Enforcement of Pawtucket massage parlor ordinance stalled

PAWTUCKET, R.I. (WPRI) – In August, the Pawtucket City Council passed an ordinance giving the city the power to regulate and license so-called “Body Works” spas, including massage parlors that officials believe offer sexual favors to clients.

Mayor Donald Grebien originally vetoed the ordinance, and the Council unanimously overrode that veto.

“There are massage parlors in our city that are being advertised in sexual websites offering sexual favors,” said City Councilor Sandra Cano.

Three months later, those businesses remain open. Mayor Donald Grebien’s administration says they cannot enforce the ordinance because of the way it’s worded.

“We just want to avoid any long-term costs and liabilities,” said Public Safety Director Antonio Pires in an interview with Eyewitness News. Pires says Pawtucket Police are working to close illegal massage parlors, using existing means like zoning ordinances and prostitution laws. But he says the way the current “Body Works” ordinance is written is too broad.

“Really, it applies to YMCAs and other health spas,” he said.

The ordinance requires businesses to be licensed and regulated if they have “pools, baths, saunas, dry saunas, towel treatments, showers, body scrubs and body showers.” It excludes certain medical professionals, athletic trainers, hairdressers, manicurists and licensed massage therapists.

Pires says in theory, spas that are closed under the ordinance could sue the city– and would likely win that lawsuit.

The businesses of concern in Pawtucket offer “body” services that don’t necessarily fall under the state’s massage licensing law.

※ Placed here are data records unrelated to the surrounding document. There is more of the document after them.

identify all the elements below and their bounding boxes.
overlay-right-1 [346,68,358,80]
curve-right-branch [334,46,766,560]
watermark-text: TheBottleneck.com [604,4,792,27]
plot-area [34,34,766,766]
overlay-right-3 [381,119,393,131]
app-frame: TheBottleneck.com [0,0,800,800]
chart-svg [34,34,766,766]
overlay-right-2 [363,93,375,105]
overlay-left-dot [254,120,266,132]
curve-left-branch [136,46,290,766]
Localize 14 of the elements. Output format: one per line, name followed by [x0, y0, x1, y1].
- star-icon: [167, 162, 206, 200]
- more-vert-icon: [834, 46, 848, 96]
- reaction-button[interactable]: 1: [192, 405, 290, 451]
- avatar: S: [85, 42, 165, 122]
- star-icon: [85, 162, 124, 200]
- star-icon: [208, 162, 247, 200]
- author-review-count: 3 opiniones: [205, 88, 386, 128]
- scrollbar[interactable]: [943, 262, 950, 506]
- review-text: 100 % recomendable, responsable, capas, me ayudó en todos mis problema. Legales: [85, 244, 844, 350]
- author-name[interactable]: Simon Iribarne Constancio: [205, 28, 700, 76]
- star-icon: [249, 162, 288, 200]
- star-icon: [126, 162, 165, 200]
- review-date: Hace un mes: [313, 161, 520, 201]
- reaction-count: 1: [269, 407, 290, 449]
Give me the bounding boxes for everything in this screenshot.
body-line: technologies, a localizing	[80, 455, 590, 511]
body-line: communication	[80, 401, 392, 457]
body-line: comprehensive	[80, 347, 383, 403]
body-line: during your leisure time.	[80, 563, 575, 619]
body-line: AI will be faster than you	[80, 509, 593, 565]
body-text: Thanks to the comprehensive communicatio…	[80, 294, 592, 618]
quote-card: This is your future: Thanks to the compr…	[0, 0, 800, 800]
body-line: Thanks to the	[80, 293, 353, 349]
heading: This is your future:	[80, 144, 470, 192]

Pires says the city has identified several that are fronting for brothels. Eyewitness News found advertisements for those Pawtucket businesses on Adult Entertainment websites. The ads included inappropriate photos of women and suggestive wording.

Pires says while police can arrest people for prostitution, it’s difficult to prove–and doesn’t prevent more massage parlors from opening.

Ideally, both Pires and Cano say they want the State Legislature to pass a law allowing communities to license and regulate these spas. In the meantime, the Pawtucket Ordinance committee will work on re-phrasing the current ordinance, so the administration can enforce it.

“We want to make sure these places are closed, so the victims can be relieved and in a better position to be saved,” Councilor Cano said.

If the Council isn’t able to pass an ordinance the city will enforce, City Councilor Tim Rudd says the City Council would need to go to the courts to get the city to enforce it.